高速GaNトランジスタ、最適な測定方法とは:次世代パワーデバイス(2/3 ページ)
GaNトランジスタの出現がもたらしたスイッチング速度の高速化に伴って、優れた測定技術、それとともに高速波形の重要特性を細部まで把握する技術が不可欠になっている。本稿では、測定機器をどのように活用すれば、ユーザーの要求条件および測定技術に適合し、高性能GaNトランジスタを正確に評価することができるかを考察する。
低速スイッチングGaNトランジスタを測定する場合
文献[1]によれば、測定に利用可能な最大システム帯域幅は、EPC8009ベース設計のリンギング周波数には届かないことが確実となっている。では次に、EPC8009のような高速GaNトランジスタおよび、EPC2045やEPC2022のような比較的低速のスイッチングGaNトランジスタのスイッチノード波形を取得する場合、システム帯域幅の選定がどのような影響を与えるかを見ていきたい。

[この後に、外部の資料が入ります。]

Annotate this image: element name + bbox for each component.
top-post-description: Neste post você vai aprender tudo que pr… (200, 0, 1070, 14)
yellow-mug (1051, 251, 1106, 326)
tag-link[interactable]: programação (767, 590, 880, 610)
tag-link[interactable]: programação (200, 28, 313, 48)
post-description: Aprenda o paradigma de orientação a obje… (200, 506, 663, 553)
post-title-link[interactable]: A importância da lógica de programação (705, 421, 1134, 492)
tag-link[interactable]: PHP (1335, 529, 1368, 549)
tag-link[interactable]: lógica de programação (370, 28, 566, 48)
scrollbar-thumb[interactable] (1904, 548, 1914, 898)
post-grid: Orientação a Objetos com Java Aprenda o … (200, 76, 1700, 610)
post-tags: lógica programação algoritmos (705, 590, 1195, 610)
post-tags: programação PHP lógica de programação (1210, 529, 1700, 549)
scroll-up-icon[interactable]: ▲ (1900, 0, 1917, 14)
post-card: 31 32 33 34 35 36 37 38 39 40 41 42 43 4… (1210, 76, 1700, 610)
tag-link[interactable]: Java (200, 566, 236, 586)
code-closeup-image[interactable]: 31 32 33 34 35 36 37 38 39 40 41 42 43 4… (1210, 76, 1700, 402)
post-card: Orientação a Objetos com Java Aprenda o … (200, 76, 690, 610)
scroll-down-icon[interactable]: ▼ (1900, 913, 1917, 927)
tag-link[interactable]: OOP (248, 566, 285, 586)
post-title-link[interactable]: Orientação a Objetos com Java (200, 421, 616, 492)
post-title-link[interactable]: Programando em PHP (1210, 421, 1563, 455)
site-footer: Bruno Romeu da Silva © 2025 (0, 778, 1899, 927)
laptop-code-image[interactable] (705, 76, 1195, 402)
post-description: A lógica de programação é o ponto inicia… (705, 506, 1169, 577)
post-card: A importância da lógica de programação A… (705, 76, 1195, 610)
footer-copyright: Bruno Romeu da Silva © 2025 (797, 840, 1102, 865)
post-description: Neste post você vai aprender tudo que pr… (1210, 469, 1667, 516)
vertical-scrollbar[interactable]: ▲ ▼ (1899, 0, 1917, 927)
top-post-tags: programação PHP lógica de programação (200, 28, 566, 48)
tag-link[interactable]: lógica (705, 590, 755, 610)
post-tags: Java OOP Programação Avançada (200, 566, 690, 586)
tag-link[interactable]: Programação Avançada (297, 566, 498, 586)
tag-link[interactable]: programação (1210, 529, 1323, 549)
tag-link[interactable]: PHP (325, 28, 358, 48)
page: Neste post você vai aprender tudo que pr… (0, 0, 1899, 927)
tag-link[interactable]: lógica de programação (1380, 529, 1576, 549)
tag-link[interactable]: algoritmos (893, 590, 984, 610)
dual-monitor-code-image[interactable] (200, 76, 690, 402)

測定システムは、ローパスフィルターのように機能し、高周波成分を減衰させる。これを図2(左)に示す。図2を見れば、取得波形の立ち上がり時間が著しく異なっていることが分かる。これは、式(3)のシステム帯域幅と立ち上がり時間の関係によるものだ。
図2(電圧軸の左側)に表示される最高立ち上がり時間はおよそ0.4ナノ秒であり、これはシステム帯域幅約1GHzに対応している。同じプローブとオシロスコープを500MHz帯域幅のデジタルフィルターと組み合わせると、立ち上がり時間測定値が0.8ナノ秒になる。
この測定信号立ち上がり時間は、明らかにシステム帯域幅に制限されたものである。立ち上がり時間測定値がシステム立ち上がり時間計算値に等しいことから、入力信号は、測定システム立ち上がり時間より高速になる。そのため、入力信号立ち上がり時間は0.4ナノ秒よりもはるかに小さいはずだ。
EPC8009ベースの設計におけるリンギング周波数(fr1)の測定値は、最大帯域幅1GHzのプローブを使った際、1.176GHzとなっている。図2(左)に示す低帯域幅の場合には、リンギング周波数測定の精度がさらに悪くなっている。
ピーク電圧オーバーシュートを見ると、低帯域幅を使う測定はスイッチングデバイスに加わるピーク電圧を過小評価することが明らかである。タイミングに依存するデッドタイムの測定においても、システム帯域幅が重要になる。図2(右)において、500MHzと1GHzの帯域幅ではデッドタイムが判別できるが、精密な測定とはいえない。帯域幅がさらに小さくなると、デッドタイム期間がほとんど見えなくなる。表1には、最高速であるEPC8009ベースボードのクリティカルな特性の測定能力に対する帯域幅の影響をまとめている。
EPC9080デモボードを使用したテスト結果も示す。この場合、eGaN FETのオン抵抗が低いことと、キャパシタンスが高いことから、リンギング周波数およびスイッチング速度は低くなる[4]。
対応する波形は、図2(左)である。1GHzプローブで測定したリンギング周波数(fr2)438MHzと振幅(青)は、fr2がシステムの−3dB周波数より低いことから、有効な値になる。1GHz(青)と500MHz(緑)の波形は、細部の全てを正確に捉えている。一方、システム帯域幅350MHz(オレンジ)と250MHz(茶)の場合は、fr2がシステム帯域幅を超えている。
その結果、リンギング波形の形状は捉えているが、リンギングの減衰が明らかであり、そのためオーバーシュートを過小評価している。これらの異なるシステム帯域幅によって測定した立ち上がり時間は、約3ナノ秒だ。使用した最小帯域幅が250MHzであり、これは式(2)から立ち上がり時間1.6ナノ秒に相当する。表2は、測定可能なパラメーターである。